Roma - La teste Omega, bionda e sottile, si aggira nella
sala del Teatro Vittoria non lesinando baci e abbracci. Stringe
forte forte Oscar Luigi Scalfaro, le cui parole, cinguetta,
«sono musica per le mie orecchie». Offre la guancia ad Antonio
Di Pietro che le si avvicina sorridendo e chiamandola «Stefania,
Stefania». Quindi torna a sedersi in platea mentre qualche giornalista,
curioso, domanda: «Non è la Ariosto, quella che ha testimoniato
contro Previti?». Sì, è proprio lei, i girotondini, però, non
si stupiscono: la sua è una presenza abituale alle loro manifestazioni.
E perfettamente in tono con l'ambiente. Già, perché sembra riaffacciarsi
in quella sala (piena, ma non strapiena) lo spirito che animò
la sinistra negli anni di Mani pulite. Accade così che le star
girotondine di quest'ultimo periodo restino un po' in ombra
in questa prima giornata, o che un personaggio come Rosy Bindi,
che finora era sempre tra le più acclamate, subisca contestazioni
anche dure per il suo «sì» alla legge sulla fecondazione artificiale.

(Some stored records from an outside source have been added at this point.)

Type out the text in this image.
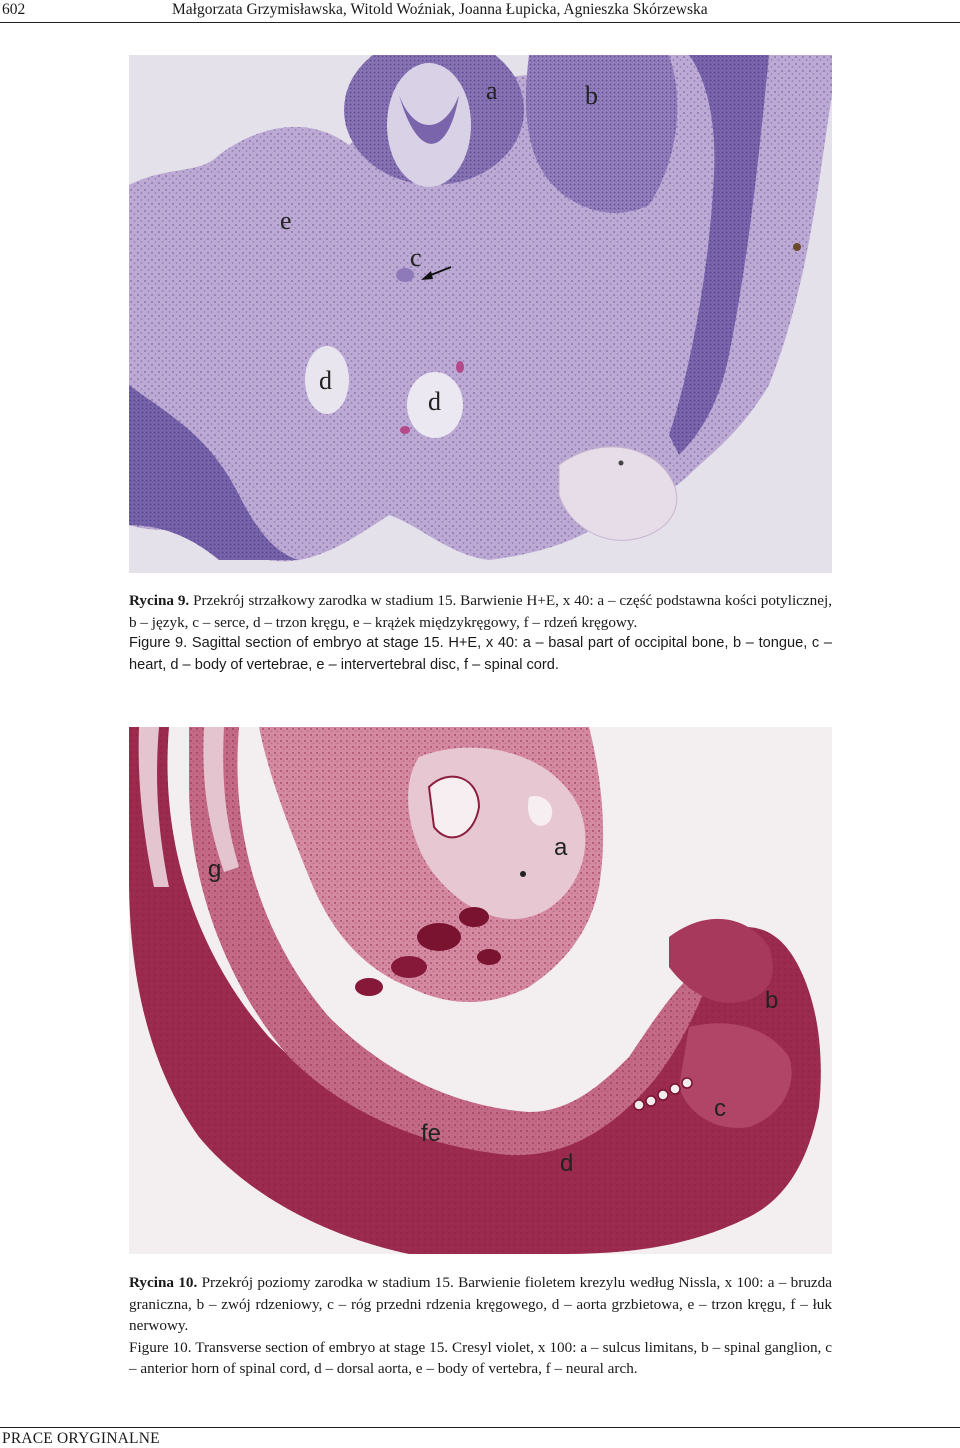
602	Małgorzata Grzymisławska, Witold Woźniak, Joanna Łupicka, Agnieszka Skórzewska
a	b
c
d
d
e

Rycina 9. Przekrój strzałkowy zarodka w stadium 15. Barwienie H+E, x 40: a – część podstawna kości potylicznej, b – język, c – serce, d – trzon kręgu, e – krążek międzykręgowy, f – rdzeń kręgowy.

Figure 9. Sagittal section of embryo at stage 15. H+E, x 40: a – basal part of occipital bone, b – tongue, c – heart, d – body of vertebrae, e – intervertebral disc, f – spinal cord.

a
b
c
d
fe
g

Rycina 10. Przekrój poziomy zarodka w stadium 15. Barwienie fioletem krezylu według Nissla, x 100: a – bruzda graniczna, b – zwój rdzeniowy, c – róg przedni rdzenia kręgowego, d – aorta grzbietowa, e – trzon kręgu, f – łuk nerwowy.

Figure 10. Transverse section of embryo at stage 15. Cresyl violet, x 100: a – sulcus limitans, b – spinal ganglion, c – anterior horn of spinal cord, d – dorsal aorta, e – body of vertebra, f – neural arch.

PRACE ORYGINALNE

I riflettori sono puntati su chi ha fatto della giustizia il
proprio mestiere. Nanni Moretti invece si infila nella sala
quatto quatto, si confonde con la poltrona, sta lì due orette,
quindi si dilegua. Sabina Guzzanti dovrebbe parlare, ha alcuni
fogli scritti, il suo intervento è stato annunciato dal palco,
ma anche lei a un certo punto sguscia via. Passa una mezz'oretta
da quando l'attrice si eclissa, che ecco comincia a parlare
Marco Travaglio, giornalista giudiziario. Per lui una standing
ovation. E in mattinata stesso trionfo per Oscar Luigi Scalfaro,
che la presentatrice, sul palco, continua a chiamare «il "nostro"
presidente», e per chi non avesse capito il motivo di tanta
insistenza aggiunge: «Lui non avremmo dovuto tirarlo per la
giacchetta».
Sarà pure un caso (ma le coincidenze fortuite hanno un significato
in politica), però anche Scalfaro è un ex magistrato, oltre
che un politico che spesso ha polemizzato con Berlusconi proprio
sulla giustizia. E poi c'è lui, l'ex pubblico ministero per
antonomasia: Tonino Di Pietro. Dal palco non parla, però di
lui lassù si parla, eccome. E il suo intervento è atteso per
oggi.
Ma è il discorso di Travaglio quello che dà il segno della giornata.
Batte le mani la platea (la cui età media si attesta tra i cinquanta
e i sessanta) quando Travaglio dice: «Davvero secondo voi Mani
pulite non c'entra niente con quanto sta avvenendo ora nell'Ulivo
a proposito della lista unitaria?». Le ribatte non appena il
giornalista ricorda sarcastico i tempi del governo D'Alema:
«Sono entrati a Palazzo Chigi con le pezze al... e ne sono usciti
ricchi». Poi il bersaglio diventa Piero Fassino, segretario
di quella Quercia che sicuramente è stata votata da almeno metà
della platea. «Due anni fa - ricorda il giornalista -, quando
era Guardasigilli disse che si dovevano depenalizzare i reati
finanziari per lasciare in carcere chi commetteva crimini e
comprometteva più seriamente l'ordine pubblico. Ora mi chiedo:
che cosa desta più allarme sociale, il crac Parmalat che ha
colpito centinaia di risparmiatori o uno scippo?». I girotondini
continuano a battere le mani.
Insomma, l'aria che si respira al Teatro Vittoria nella prima
giornata della manifestazione è questa. Si riaffaccia una parte
del popolo di Mani pulite, ma stavolta non si chiede conto solo
a Berlusconi, bensì anche al centrosinistra dei comportamenti
avuti fin qui e delle mosse future. La giustizia è il cemento
che unisce tutti: quelli che vorrebbero tentare l'avventura
con una lista in proprio e coloro che si acconcerebbero con
il triciclo. Qui raccontano di dissapori tra Paolo Flores d'Arcais
e Nanni Moretti, tra Nanni Moretti e Antonio Di Pietro, e parlano
di altre divisioni ancora, ma il collante giustizia resiste.